Читать книгу Principles of Virology - Jane Flint, S. Jane Flint - Страница 291

The genomic RNA of (+) strand viruses can be translated in the cell, and the translation products include the viral RNA polymerase. At a certain point in infection, the RNA polymerase copies the RNA in a 3′ → 5′ direction while ribosomes traverse it in an opposite direction (Fig. 6.26), raising the question of whether the viral polymerase avoids collisions with ribosomes. When ribosomes are frozen on polioviral RNA by using inhibitors of protein synthesis, replication is blocked. In contrast, when ribosomes are run off the template, replication of the RNA increases. These results suggest that ribosomes must be cleared from viral RNA before it can serve as a template for (−) strand RNA synthesis; in other words, replication and translation cannot occur simultaneously.

Figure 6.26 Ribosome-RNA polymerase collisions. A strand of viral RNA is shown, with ribosomes translating in the 5′ ′ 3′ direction and RNA polymerase copying the RNA chains in the 3′ ′ 5′ direction. Ribosome-polymerase collisions would occur in cells infected with (+) strand RNA viruses unless mechanisms exist to avoid simultaneous translation and replication.

The interactions of viral and cellular proteins with the polioviral 5′ untranslated region might determine whether the genome is translated or replicated. In this model, binding of cellular poly(rC)-binding protein 2 within the 5′ untranslated region initially stimulates translation. Once the viral protease has been synthesized, it cleaves poly(rC)-binding protein, and binding of the cellular protein is reduced. However, cleaved poly(rC)-binding protein can still bind to a different segment of the 5′ untranslated region (the cloverleaf) (Fig. 6.10) and promote viral genome synthesis.

Restricting translation and RNA synthesis to distinct compartments may prevent collisions of ribosomes and polymerases. Viral mRNA synthesis takes place in the reovirus capsid, where the enzymes responsible for this process are located. The viral mRNAs are exported to the cytoplasm for translation. Retroviral RNAs are synthesized in the cell nucleus, where translation does not take place. The architecture of membranous replication complexes of (+) strand RNA viruses may favor RNA synthesis and exclude translation.
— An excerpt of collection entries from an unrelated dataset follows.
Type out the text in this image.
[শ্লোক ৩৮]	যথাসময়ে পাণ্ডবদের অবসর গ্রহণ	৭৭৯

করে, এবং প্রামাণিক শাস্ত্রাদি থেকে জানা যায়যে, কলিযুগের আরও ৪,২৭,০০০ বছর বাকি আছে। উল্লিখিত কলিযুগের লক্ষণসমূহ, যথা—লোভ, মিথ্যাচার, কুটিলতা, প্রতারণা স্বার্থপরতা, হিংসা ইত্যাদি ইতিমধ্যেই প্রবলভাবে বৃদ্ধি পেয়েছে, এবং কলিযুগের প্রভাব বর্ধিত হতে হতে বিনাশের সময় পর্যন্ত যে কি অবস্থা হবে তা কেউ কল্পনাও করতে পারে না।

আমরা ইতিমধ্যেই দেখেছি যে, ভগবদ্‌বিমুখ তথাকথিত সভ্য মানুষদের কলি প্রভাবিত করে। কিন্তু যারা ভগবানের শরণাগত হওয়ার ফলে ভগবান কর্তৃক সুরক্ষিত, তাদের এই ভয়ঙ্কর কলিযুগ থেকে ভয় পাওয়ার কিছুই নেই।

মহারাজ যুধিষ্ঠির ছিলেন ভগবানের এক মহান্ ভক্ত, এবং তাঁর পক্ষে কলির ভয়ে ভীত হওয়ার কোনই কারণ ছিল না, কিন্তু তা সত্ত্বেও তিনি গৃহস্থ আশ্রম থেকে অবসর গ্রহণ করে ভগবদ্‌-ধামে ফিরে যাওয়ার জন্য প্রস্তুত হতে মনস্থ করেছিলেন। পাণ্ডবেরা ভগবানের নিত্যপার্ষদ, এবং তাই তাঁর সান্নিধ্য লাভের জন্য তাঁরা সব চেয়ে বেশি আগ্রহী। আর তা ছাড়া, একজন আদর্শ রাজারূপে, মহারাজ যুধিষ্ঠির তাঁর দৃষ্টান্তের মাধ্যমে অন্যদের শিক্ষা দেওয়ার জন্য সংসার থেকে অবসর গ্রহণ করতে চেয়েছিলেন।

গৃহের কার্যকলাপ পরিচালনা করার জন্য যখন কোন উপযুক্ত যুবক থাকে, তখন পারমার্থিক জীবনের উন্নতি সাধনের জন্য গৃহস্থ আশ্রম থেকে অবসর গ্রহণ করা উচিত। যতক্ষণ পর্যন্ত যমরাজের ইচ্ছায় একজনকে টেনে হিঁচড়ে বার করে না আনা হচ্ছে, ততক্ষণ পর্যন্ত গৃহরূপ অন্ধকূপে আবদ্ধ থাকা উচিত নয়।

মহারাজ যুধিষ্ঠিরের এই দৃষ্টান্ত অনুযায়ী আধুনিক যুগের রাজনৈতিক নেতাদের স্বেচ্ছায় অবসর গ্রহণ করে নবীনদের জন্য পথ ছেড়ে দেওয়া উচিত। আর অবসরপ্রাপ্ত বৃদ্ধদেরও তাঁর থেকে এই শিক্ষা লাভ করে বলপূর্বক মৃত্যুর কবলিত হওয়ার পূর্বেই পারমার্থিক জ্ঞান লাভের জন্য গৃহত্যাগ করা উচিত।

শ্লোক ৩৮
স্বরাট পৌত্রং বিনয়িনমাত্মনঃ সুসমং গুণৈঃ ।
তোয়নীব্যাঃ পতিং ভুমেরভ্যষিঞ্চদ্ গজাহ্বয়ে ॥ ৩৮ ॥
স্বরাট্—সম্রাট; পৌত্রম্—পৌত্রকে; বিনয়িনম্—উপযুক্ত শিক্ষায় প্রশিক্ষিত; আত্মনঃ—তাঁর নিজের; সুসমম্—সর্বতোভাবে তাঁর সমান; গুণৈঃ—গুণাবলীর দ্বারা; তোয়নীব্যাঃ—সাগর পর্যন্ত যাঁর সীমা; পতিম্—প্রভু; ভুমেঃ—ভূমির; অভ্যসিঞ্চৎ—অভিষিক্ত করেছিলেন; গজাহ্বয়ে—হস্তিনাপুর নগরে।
Even if mechanisms exist for controlling whether the genomes of RNA viruses are translated or replicated, some ribosome-RNA polymerase collisions are likely to occur. The isolation of a polioviral mutant with a genome that contains an insertion of a 15-nucleotide sequence from 28S ribosomal RNA (rRNA) is consistent with this hypothesis. The RNA polymerase apparently copied 15 nucleotides of rRNA after colliding with a ribosome.